Me imagino al afligido abuelo de Víctor yendo al velorio de la mujer que desencadenó dos suicidios (el de su nieto y el de su propia hija). Y me imagino también mi propio velorio. ¿Quién se acordará de mí?
—¿Te imaginas tu propio velorio, mamá?
—No.
—¿Podrías hacerlo? ¡Imagínatelo!
—No quiero. Ya olvídate de lo que te acabo de contar y deja en paz a los muertos porque pueden venir a visitarte.
—Esas son tonterías.
—Ten cuidado, hijo. Yo sé lo que te digo.
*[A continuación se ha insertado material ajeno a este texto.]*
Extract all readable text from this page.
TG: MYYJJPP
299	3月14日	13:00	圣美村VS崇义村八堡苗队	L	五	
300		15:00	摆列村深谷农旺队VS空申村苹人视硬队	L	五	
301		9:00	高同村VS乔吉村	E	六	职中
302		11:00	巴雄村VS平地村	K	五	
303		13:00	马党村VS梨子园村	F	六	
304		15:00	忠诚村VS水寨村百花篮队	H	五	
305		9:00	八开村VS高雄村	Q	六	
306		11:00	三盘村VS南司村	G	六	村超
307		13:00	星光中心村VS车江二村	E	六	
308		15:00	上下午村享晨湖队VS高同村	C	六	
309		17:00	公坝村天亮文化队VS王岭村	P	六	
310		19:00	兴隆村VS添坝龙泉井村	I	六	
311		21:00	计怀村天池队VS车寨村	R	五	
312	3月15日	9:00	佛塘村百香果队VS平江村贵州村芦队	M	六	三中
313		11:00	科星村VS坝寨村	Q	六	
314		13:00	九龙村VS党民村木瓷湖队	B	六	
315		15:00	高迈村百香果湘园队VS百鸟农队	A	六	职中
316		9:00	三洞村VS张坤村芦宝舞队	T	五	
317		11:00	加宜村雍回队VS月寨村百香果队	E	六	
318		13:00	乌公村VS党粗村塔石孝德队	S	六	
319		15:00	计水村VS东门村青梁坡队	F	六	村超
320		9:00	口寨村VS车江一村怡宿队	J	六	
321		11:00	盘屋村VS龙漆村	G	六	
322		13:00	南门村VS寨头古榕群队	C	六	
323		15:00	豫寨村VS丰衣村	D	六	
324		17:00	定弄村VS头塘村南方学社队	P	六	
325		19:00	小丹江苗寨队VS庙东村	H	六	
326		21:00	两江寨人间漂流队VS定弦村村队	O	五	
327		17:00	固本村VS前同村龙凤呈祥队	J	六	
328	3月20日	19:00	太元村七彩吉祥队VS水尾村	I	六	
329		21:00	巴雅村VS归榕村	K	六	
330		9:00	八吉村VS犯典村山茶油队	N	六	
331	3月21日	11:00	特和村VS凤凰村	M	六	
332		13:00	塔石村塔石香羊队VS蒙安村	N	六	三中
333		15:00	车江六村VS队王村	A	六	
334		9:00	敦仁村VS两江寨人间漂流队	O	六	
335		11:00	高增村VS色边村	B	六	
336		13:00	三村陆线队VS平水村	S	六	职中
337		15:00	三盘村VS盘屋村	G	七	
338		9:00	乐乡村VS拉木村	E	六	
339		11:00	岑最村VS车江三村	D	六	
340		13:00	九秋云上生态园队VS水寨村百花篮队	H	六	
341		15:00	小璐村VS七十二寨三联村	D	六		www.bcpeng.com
—Entonces ya no me digas nada.
—El abuelo de Víctor se puso la correa, esa correa, para ir al velorio de esa mujer.
—¿Y por qué haría eso?
—No lo sé, hijo.
—Es tan extraño todo esto que me cuentas.
—Ya es tarde. Mejor anda a dormir.
—Buenas noches, mamá.
Pero no fue una buena noche, lamentablemente. Durante la madrugada, como en una pesadilla descomunal y siniestra, asomará (repleta de pústulas horrorosas) la cara de Víctor para decirte: “aprende a respetar a los muertos”.
Antes de despertar, bañado en sudor, pudiste reconocer el cinto en sus manos. La terrible y temible correa de su abuelo: el arma de los suicidas.